Il n’existe aucune contestation sérieuse sur la régularité du commandement en ce qu’il correspond exactement au détail des montants réclamés préalablement au preneur par le bailleur. En annexe du commandement, figure en effet le détail complet des loyers et charges dus et le décompte des versements effectués. En outre, le commandement précise qu’à défaut de paiement dans le délai d’un mois, le bailleur entend expressément se prévaloir de la clause résolutoire incluse dans le bail ; la reproduction de la clause résolutoire et de l’article L. 145-17 alinéa 1 du code de commerce y figurent. Le commandement contenait ainsi toutes les précisions permettant au locataire de connaître la nature, les causes et le montant des sommes réclamées, de procéder au règlement des sommes dues ou de motiver la critique du décompte.
Il résulte du décompte actualisé au 15 avril 2025 produit par [Localité 5] Habitat-OPH que les causes de ce commandement n’ont pas été acquittées par la défenderesse dans le mois de sa délivrance.

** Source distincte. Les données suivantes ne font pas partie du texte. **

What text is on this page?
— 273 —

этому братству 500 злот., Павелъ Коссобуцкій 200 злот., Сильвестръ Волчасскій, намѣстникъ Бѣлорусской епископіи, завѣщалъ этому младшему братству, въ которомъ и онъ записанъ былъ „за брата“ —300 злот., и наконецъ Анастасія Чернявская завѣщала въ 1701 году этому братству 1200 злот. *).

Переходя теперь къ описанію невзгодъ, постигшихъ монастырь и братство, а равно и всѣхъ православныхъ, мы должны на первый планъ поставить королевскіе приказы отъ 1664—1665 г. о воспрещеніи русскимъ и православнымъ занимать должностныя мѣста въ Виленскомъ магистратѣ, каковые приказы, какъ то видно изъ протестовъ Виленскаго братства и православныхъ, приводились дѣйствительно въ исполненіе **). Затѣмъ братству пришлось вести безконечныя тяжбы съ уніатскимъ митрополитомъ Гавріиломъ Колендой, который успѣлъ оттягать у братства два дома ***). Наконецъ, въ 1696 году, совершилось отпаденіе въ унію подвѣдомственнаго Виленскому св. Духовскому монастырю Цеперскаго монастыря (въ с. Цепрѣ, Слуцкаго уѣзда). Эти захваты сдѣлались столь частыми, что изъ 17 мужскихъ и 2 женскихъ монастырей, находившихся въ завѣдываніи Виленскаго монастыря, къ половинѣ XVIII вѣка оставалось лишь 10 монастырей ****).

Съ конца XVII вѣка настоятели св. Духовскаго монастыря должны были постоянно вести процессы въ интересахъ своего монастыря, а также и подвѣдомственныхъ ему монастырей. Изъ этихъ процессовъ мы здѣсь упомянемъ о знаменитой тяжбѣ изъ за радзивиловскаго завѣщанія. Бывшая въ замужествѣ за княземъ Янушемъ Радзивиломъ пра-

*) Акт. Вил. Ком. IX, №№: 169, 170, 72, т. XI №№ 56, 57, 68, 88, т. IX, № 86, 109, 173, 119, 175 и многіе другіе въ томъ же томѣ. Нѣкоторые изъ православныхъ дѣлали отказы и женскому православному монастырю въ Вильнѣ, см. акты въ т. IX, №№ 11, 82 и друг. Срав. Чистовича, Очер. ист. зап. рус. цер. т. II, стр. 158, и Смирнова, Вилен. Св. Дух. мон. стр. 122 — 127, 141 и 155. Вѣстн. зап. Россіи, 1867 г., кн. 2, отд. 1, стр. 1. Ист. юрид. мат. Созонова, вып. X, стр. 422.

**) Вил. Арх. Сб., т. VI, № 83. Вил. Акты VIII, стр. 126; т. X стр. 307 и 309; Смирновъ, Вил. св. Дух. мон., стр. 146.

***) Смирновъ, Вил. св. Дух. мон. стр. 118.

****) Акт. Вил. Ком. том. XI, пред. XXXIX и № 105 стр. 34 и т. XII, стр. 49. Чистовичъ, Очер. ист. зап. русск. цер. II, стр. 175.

Dès lors, les conditions d’acquisition de la clause résolutoire se sont trouvées réunies à la date du 3 avril 2025 et le bail s’est trouvé résilié de plein droit avec toutes conséquences de droit.

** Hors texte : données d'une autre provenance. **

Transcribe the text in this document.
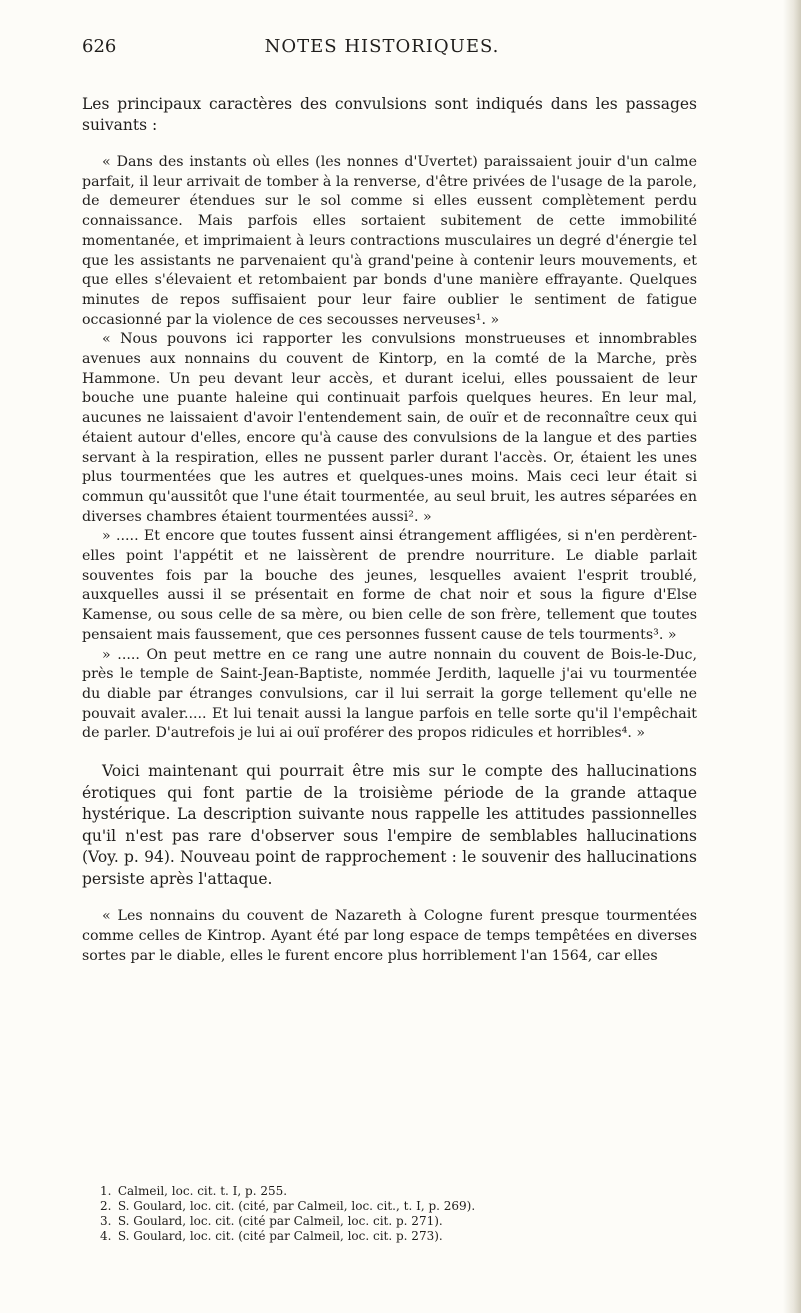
626	NOTES HISTORIQUES.

Les principaux caractères des convulsions sont indiqués dans les passages suivants :

« Dans des instants où elles (les nonnes d'Uvertet) paraissaient jouir d'un calme parfait, il leur arrivait de tomber à la renverse, d'être privées de l'usage de la parole, de demeurer étendues sur le sol comme si elles eussent complètement perdu connaissance. Mais parfois elles sortaient subitement de cette immobilité momentanée, et imprimaient à leurs contractions musculaires un degré d'énergie tel que les assistants ne parvenaient qu'à grand'peine à contenir leurs mouvements, et que elles s'élevaient et retombaient par bonds d'une manière effrayante. Quelques minutes de repos suffisaient pour leur faire oublier le sentiment de fatigue occasionné par la violence de ces secousses nerveuses¹. »

« Nous pouvons ici rapporter les convulsions monstrueuses et innombrables avenues aux nonnains du couvent de Kintorp, en la comté de la Marche, près Hammone. Un peu devant leur accès, et durant icelui, elles poussaient de leur bouche une puante haleine qui continuait parfois quelques heures. En leur mal, aucunes ne laissaient d'avoir l'entendement sain, de ouïr et de reconnaître ceux qui étaient autour d'elles, encore qu'à cause des convulsions de la langue et des parties servant à la respiration, elles ne pussent parler durant l'accès. Or, étaient les unes plus tourmentées que les autres et quelques-unes moins. Mais ceci leur était si commun qu'aussitôt que l'une était tourmentée, au seul bruit, les autres séparées en diverses chambres étaient tourmentées aussi². »

» ..... Et encore que toutes fussent ainsi étrangement affligées, si n'en perdèrent-elles point l'appétit et ne laissèrent de prendre nourriture. Le diable parlait souventes fois par la bouche des jeunes, lesquelles avaient l'esprit troublé, auxquelles aussi il se présentait en forme de chat noir et sous la figure d'Else Kamense, ou sous celle de sa mère, ou bien celle de son frère, tellement que toutes pensaient mais faussement, que ces personnes fussent cause de tels tourments³. »

» ..... On peut mettre en ce rang une autre nonnain du couvent de Bois-le-Duc, près le temple de Saint-Jean-Baptiste, nommée Jerdith, laquelle j'ai vu tourmentée du diable par étranges convulsions, car il lui serrait la gorge tellement qu'elle ne pouvait avaler..... Et lui tenait aussi la langue parfois en telle sorte qu'il l'empêchait de parler. D'autrefois je lui ai ouï proférer des propos ridicules et horribles⁴. »

Voici maintenant qui pourrait être mis sur le compte des hallucinations érotiques qui font partie de la troisième période de la grande attaque hystérique. La description suivante nous rappelle les attitudes passionnelles qu'il n'est pas rare d'observer sous l'empire de semblables hallucinations (Voy. p. 94). Nouveau point de rapprochement : le souvenir des hallucinations persiste après l'attaque.

« Les nonnains du couvent de Nazareth à Cologne furent presque tourmentées comme celles de Kintrop. Ayant été par long espace de temps tempêtées en diverses sortes par le diable, elles le furent encore plus horriblement l'an 1564, car elles

1. Calmeil, loc. cit. t. I, p. 255.

2. S. Goulard, loc. cit. (cité, par Calmeil, loc. cit., t. I, p. 269).

3. S. Goulard, loc. cit. (cité par Calmeil, loc. cit. p. 271).

4. S. Goulard, loc. cit. (cité par Calmeil, loc. cit. p. 273).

Sur la demande relative à l’expulsion
Aux termes de l’article 835, alinéa 1er, du code de procédure civile, le président peut toujours, même en présence d’une contestation sérieuse, prescrire en référé les mesures conservatoires ou de remise en état qui s’imposent, soit pour prévenir un dommage imminent, soit pour faire cesser un trouble manifestement illicite.
Le maintien dans un immeuble, sans droit ni titre du fait de la résiliation du bail, constitue un trouble manifestement illicite.
L’expulsion de la société Titty coiffure et de tout occupant de son chef doit donc être ordonnée en cas de non restitution volontaire des lieux dans les 15 jours de la signification de la présente ordonnance.
Il n’est pas, en revanche, justifié de la nécessité de prononcer une astreinte. Il ne sera, en conséquence, pas fait droit à la demande de ce chef.
Le sort des meubles trouvés dans les lieux sera régi en cas d’expulsion conformément aux dispositions du code des procédures civiles d’exécution et selon les modalités précisées au dispositif de l’ordonnance.
Sur les demandes de provisions
L’article 835, alinéa 2, du code de procédure civile dispose que, dans les cas où l’existence de l’obligation n’est pas sérieusement contestable, le juge des référés peut accorder une provision au créancier.
Il appartient au demandeur d’établir l’existence de l’obligation qui fonde sa demande de provision tant en son principe qu’en son montant et la condamnation provisionnelle, que peut prononcer le juge des référés sans excéder ses pouvoirs, n’a d’autre limite que le montant non sérieusement contestable de la créance alléguée.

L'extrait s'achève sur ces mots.